2. **Latency Trend**: Latency rises with batch size, especially at larger sequence lengths (\( L512 > L128 \)). Width×2 and Depth×2 configurations have similar latency to the Original model.
3. **GPU Comparison**: A100 and H100 outperform RTX3090 in utilization for the 7B model. The 13B model on H100 has slightly lower utilization than the 7B model on H100.
4. **OOM Occurrence**: “OOM” is more frequent at high batch sizes (≥256) and sequence lengths (≥512) across all GPUs.
### Interpretation
- **Utilization vs. Batch/Sequence**: Higher batch sizes and sequence lengths maximize GPU utilization (up to 100%) but risk “OOM,” highlighting a trade-off between utilization and memory constraints.
- **Latency vs. Configuration**: Model scaling (Width×2, Depth×2) does not drastically increase latency, but batch size does. This suggests scaling model width/depth is feasible with manageable latency increases.
- **GPU Performance**: A100 and H100’s higher utilization (vs.
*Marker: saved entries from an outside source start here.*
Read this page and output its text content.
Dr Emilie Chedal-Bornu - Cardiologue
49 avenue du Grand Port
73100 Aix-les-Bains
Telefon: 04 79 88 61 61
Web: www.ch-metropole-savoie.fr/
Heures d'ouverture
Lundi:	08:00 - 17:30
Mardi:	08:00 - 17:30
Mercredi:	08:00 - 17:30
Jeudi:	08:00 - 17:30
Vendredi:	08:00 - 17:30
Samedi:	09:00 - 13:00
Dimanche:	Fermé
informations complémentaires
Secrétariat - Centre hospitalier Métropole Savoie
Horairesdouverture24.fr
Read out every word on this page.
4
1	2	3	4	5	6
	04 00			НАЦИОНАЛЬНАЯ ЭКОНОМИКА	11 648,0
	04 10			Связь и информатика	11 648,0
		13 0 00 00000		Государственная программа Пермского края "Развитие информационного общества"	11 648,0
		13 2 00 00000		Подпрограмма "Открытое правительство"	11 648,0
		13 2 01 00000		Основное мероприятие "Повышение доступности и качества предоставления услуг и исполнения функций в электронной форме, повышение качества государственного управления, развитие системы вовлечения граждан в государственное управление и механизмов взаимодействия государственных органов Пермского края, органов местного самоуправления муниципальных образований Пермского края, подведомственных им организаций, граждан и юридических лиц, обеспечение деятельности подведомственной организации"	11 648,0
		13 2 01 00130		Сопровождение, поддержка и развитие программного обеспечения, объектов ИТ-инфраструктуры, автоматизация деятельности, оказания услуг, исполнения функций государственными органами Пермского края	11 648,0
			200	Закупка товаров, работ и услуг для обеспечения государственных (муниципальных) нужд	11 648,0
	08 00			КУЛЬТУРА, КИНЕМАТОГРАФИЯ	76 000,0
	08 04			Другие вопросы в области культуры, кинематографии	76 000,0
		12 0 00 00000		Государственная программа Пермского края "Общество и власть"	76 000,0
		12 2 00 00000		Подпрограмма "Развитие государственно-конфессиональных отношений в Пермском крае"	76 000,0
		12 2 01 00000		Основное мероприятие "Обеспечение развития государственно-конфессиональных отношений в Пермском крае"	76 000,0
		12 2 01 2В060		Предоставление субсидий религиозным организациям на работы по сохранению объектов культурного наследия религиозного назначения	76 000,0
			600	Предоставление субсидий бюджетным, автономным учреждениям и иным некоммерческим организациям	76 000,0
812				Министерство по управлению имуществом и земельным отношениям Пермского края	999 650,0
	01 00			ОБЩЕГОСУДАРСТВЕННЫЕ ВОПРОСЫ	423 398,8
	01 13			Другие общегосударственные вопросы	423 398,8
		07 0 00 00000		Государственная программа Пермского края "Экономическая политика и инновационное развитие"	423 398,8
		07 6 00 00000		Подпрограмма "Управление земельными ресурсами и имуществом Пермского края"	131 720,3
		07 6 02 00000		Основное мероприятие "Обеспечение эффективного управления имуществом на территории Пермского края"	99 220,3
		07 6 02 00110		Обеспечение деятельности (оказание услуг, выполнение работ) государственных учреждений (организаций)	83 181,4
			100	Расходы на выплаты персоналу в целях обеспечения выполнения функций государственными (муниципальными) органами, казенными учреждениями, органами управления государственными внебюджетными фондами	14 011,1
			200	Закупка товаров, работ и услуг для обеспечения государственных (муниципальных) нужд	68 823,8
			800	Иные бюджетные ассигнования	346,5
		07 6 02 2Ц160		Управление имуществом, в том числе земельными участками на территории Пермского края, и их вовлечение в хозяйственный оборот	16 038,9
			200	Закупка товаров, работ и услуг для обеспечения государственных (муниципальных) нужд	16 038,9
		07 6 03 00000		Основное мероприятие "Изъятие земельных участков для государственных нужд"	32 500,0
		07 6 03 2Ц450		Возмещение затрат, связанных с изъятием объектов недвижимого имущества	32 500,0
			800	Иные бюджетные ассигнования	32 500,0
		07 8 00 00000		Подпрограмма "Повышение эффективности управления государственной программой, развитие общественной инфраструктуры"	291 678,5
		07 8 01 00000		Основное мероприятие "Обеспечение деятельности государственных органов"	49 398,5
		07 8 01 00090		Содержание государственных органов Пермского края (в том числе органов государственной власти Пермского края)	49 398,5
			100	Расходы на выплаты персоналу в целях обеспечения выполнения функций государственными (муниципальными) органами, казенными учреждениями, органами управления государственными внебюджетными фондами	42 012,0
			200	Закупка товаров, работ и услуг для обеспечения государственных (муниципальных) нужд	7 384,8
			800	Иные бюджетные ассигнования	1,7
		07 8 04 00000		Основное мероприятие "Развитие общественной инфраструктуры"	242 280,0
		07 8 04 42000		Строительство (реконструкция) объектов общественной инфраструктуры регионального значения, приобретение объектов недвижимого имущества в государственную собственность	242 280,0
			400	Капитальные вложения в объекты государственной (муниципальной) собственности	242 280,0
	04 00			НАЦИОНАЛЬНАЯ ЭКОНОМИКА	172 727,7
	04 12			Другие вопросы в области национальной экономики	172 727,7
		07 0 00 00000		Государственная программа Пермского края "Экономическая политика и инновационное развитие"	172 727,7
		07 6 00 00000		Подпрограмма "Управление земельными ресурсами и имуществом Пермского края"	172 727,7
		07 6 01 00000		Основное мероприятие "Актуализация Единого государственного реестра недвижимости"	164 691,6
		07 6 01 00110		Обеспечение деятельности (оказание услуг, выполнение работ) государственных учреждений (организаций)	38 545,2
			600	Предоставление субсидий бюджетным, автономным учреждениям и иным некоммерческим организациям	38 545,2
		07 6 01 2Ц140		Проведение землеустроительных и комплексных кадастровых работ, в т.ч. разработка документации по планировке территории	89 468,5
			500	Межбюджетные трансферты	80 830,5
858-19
RTX3090) for the 7B model reflects their superior memory and compute capabilities. The 13B model’s slightly lower utilization on H100 may stem from higher memory demands.
- **Practical Implications**: Balance batch size and sequence length to maximize utilization without “OOM.” Model scaling (Width×2, Depth×2) is viable for performance gains with minimal latency impact.
This analysis provides a comprehensive view of GPU utilization and latency trade-offs for LLMs, enabling informed decisions on hardware, model scaling, and batch/sequence length optimization.